1 Polarizer 2 Transparent Substrate (First Transparent Substrate)
3 Transparent substrate (second transparent substrate)
4 Adhesive (first adhesive)
5 Adhesive (second adhesive)
6 Sealant 7 Protective film 20 High pressure mercury lamp 21 UV / IR cut filter 22 Fly eye lens 23 Polarizing beam splitter array 24 Dichroic mirror 25 Lens 26 Sample holder 27 White light 28 Red, green light 29 Blue light 71 Base film 72 Adhesive layer 73 Reinforcing film

Claims (7)

It is a method for producing a polarizing plate in which a transparent substrate is directly bonded to both surfaces of a polarizer with an adhesive,
A first transparent substrate is bonded to one surface of the polarizer with a first adhesive, and then heated under pressure, and then a second transparent substrate is bonded to the other surface of the polarizer with a second adhesive.
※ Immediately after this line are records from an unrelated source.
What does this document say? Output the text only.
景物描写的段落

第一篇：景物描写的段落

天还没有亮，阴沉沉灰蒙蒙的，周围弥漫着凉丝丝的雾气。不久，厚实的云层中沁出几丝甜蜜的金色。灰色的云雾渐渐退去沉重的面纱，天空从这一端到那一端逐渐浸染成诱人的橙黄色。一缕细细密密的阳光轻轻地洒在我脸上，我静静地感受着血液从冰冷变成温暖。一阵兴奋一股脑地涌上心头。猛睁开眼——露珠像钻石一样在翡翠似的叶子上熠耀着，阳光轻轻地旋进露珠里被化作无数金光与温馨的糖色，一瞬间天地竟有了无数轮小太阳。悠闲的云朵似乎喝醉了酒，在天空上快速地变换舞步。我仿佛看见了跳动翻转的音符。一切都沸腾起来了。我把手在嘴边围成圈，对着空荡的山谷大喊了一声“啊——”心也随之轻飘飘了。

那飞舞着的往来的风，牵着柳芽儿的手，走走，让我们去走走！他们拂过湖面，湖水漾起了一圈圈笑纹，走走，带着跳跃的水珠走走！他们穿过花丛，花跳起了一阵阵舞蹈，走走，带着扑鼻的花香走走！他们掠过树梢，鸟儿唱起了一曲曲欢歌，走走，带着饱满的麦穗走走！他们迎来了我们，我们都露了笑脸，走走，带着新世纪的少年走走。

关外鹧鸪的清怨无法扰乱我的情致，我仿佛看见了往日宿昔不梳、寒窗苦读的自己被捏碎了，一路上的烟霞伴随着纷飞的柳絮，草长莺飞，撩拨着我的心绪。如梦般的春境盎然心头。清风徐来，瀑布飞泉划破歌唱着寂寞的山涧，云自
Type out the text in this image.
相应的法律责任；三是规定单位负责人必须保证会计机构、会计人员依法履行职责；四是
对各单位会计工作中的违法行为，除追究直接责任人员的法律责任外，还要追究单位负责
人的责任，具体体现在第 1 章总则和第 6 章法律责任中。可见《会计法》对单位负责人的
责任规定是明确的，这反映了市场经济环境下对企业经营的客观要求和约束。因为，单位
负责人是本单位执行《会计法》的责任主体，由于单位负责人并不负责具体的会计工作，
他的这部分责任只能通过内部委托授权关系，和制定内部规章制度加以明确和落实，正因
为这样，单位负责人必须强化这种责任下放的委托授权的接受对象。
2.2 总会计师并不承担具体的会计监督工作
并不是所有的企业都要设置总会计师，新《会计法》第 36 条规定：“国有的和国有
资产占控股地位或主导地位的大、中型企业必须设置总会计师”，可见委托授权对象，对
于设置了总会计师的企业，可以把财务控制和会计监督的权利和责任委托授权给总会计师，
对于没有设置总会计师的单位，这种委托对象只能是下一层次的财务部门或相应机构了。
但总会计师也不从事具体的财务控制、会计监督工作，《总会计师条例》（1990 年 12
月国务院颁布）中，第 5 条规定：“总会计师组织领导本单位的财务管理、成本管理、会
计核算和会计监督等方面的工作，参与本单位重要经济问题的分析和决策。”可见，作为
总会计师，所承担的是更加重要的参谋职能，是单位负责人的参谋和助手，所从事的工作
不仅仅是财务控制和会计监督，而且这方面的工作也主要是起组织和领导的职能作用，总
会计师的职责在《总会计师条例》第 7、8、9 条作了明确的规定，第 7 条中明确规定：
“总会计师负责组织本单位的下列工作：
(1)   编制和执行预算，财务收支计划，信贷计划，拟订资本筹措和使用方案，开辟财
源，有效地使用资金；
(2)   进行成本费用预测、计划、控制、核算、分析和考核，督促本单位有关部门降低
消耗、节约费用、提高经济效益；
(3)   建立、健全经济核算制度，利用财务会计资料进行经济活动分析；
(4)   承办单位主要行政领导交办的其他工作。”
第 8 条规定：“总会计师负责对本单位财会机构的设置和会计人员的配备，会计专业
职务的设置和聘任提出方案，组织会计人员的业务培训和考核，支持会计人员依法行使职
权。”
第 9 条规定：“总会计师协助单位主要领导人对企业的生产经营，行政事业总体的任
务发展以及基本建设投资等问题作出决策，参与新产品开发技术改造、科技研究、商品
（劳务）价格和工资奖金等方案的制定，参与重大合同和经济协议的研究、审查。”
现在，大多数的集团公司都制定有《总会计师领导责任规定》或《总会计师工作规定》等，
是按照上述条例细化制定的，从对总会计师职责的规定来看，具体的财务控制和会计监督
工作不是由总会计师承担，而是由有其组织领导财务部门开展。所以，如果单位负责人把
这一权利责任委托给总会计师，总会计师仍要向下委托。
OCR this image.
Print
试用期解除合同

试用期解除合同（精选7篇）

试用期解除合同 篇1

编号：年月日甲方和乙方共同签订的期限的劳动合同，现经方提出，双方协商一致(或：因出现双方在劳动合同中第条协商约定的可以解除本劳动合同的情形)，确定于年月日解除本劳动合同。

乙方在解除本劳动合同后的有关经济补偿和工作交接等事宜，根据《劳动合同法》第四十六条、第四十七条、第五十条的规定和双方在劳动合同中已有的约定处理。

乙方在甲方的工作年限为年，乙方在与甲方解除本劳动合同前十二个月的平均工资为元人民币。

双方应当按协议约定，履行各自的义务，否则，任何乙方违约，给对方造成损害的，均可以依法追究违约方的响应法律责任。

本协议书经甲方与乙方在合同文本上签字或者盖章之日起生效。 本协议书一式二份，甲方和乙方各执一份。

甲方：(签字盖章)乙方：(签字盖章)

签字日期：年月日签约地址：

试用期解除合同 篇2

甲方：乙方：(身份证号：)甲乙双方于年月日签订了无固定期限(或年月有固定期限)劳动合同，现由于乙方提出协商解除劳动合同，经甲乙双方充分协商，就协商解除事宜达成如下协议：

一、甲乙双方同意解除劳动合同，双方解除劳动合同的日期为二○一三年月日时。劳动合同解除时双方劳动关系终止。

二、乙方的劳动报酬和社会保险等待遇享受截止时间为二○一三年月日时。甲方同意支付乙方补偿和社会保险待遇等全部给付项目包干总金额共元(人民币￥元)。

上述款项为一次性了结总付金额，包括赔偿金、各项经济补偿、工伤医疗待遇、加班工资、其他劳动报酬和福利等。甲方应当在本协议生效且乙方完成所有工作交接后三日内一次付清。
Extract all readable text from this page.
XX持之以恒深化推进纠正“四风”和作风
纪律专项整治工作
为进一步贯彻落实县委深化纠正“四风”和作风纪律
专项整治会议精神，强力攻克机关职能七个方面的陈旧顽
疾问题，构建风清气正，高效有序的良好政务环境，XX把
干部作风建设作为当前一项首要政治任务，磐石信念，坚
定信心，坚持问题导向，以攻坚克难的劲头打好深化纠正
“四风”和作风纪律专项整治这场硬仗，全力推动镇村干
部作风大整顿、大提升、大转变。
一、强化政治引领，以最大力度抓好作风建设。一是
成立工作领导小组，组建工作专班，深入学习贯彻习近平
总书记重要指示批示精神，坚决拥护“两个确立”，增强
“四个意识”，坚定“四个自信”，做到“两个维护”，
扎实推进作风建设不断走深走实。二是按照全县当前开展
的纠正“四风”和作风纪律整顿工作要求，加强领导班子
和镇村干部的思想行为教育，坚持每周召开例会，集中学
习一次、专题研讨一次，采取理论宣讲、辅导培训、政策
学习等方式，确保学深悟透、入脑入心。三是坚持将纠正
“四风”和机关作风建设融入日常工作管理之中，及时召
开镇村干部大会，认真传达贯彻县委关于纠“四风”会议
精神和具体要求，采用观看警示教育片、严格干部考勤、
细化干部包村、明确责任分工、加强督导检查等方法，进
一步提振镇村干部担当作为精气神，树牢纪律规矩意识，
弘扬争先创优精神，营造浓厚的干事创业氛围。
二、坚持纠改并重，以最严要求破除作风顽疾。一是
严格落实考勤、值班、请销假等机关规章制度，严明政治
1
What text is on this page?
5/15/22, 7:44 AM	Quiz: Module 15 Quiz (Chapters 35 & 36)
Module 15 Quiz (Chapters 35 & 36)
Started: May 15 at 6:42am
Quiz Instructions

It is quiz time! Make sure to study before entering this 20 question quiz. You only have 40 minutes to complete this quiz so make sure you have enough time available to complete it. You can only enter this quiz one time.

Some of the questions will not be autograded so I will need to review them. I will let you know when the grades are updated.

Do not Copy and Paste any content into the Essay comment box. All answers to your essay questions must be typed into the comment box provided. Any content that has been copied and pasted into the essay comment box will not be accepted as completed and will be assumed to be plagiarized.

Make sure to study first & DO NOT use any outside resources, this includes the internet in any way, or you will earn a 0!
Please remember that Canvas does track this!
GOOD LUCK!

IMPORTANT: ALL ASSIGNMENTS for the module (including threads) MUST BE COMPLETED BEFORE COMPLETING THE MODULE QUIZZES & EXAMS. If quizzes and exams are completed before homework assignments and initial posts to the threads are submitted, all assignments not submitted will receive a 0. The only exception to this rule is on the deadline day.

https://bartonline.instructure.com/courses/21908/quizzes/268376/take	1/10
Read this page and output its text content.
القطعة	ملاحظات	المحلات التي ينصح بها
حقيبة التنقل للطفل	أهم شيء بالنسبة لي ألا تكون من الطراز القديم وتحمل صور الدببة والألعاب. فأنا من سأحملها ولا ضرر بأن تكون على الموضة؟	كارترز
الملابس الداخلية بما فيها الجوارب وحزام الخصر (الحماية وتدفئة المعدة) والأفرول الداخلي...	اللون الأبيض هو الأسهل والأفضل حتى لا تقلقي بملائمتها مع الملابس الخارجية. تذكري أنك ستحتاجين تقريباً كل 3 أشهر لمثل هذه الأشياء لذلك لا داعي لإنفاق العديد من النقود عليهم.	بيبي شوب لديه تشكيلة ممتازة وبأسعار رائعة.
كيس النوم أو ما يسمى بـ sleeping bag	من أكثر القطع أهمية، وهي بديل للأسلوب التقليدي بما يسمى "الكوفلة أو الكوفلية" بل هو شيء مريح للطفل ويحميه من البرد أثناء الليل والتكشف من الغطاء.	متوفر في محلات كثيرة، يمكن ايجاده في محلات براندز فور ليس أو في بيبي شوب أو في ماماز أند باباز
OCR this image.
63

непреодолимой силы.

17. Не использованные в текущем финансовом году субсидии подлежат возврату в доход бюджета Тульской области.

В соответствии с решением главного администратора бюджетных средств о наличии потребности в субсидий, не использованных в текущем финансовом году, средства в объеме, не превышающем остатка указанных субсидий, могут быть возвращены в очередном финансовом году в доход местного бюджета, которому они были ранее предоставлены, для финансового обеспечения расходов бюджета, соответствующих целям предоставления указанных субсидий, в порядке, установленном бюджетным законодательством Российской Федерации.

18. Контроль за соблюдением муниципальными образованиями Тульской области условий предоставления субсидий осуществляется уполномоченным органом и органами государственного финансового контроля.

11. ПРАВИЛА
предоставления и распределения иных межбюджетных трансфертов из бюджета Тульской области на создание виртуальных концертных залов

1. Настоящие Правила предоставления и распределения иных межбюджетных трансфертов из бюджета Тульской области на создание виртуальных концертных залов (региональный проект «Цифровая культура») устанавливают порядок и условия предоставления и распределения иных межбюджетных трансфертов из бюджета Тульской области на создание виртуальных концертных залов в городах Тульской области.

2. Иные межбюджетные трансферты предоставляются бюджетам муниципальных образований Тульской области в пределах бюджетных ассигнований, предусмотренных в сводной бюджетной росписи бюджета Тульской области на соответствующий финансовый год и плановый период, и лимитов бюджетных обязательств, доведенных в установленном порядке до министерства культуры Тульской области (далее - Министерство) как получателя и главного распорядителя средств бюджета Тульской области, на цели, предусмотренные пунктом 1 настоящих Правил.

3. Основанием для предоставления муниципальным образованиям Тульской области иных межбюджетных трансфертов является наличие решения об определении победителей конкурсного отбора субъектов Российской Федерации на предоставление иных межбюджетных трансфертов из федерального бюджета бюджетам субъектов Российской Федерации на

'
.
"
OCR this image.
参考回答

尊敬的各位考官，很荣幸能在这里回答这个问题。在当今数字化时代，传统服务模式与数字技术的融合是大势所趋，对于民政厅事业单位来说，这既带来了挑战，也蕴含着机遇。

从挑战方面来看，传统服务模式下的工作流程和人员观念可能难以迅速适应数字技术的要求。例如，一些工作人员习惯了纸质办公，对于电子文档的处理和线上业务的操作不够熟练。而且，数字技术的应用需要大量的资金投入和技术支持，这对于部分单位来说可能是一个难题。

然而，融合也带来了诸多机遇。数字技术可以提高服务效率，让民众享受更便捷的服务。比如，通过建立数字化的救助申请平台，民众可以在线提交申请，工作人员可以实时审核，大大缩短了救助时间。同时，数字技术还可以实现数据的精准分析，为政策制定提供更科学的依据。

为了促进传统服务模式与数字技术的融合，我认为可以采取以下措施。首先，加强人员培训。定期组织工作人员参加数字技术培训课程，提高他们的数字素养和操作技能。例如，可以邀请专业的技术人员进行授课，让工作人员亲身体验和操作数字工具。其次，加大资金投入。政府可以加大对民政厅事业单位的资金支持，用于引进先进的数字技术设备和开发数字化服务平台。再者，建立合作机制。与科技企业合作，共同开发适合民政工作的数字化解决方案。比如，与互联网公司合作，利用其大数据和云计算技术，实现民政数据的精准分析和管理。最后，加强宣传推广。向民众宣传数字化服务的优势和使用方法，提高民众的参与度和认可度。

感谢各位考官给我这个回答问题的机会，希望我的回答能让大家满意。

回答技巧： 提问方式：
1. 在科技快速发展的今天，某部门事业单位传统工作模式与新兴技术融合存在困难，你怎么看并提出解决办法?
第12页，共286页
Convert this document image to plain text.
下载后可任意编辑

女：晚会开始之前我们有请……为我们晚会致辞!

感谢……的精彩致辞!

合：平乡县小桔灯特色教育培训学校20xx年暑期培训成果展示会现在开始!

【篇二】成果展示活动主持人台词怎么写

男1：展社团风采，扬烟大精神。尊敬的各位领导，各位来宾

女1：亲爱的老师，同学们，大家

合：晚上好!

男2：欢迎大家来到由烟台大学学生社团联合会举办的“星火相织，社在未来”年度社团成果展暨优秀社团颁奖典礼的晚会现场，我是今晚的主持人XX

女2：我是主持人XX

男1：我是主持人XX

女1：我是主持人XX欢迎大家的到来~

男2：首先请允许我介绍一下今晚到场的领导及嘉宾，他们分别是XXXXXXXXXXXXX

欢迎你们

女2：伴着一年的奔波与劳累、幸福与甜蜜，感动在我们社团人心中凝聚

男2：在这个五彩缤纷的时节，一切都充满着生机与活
A method for producing a polarizing plate, comprising: It is a method for producing a polarizing plate in which a transparent substrate is directly bonded to both surfaces of a polarizer with an adhesive,
After a protective film having a peelable adhesive layer formed on one side of the base film is bonded to one side of the polarizer by the adhesive layer, the first side is coated with the first adhesive on the other side of the polarizer. A transparent substrate is bonded, then heated under pressure, then the protective film is peeled off from the polarizer, and a second adhesive is applied to the surface of the polarizer from which the protective film has been peeled off by a second adhesive. The manufacturing method of the polarizing plate characterized by bonding. It is a method for producing a polarizing plate in which a transparent substrate is directly bonded to both surfaces of a polarizer with an adhesive,
After a protective film having a peelable adhesive layer formed on one side of the base film is bonded to one side of the polarizer by the adhesive layer, the first side is coated with the first adhesive on the other side of the polarizer. A transparent substrate is bonded, then heated under pressure, then heated under normal pressure, then the protective film is peeled off from the polarizer, and the second adhesive is bonded to the surface of the polarizer from which the protective film has been peeled off. The manufacturing method of the polarizing plate characterized by bonding a 2nd transparent substrate with an agent.   After the first transparent substrate and the second transparent substrate are bonded to both surfaces of the polarizer by the first adhesive and the second adhesive, the polarizer is not covered with the first transparent substrate and the second transparent substrate. The manufacturing method in any one of Claims 1-3 which apply | coat a sealing agent to a part.   The manufacturing method according to any one of claims 1 to 4, wherein the pressure at the time of heating under pressure is 4 atm or more and the temperature is 40 ° C or more.   The manufacturing method according to any one of claims 1 to 5, wherein the polarizer is obtained by adsorbing a dichroic dye on a polyvinyl alcohol-based resin film.   The manufacturing method according to claim 1, wherein the first adhesive is a pressure-sensitive adhesive.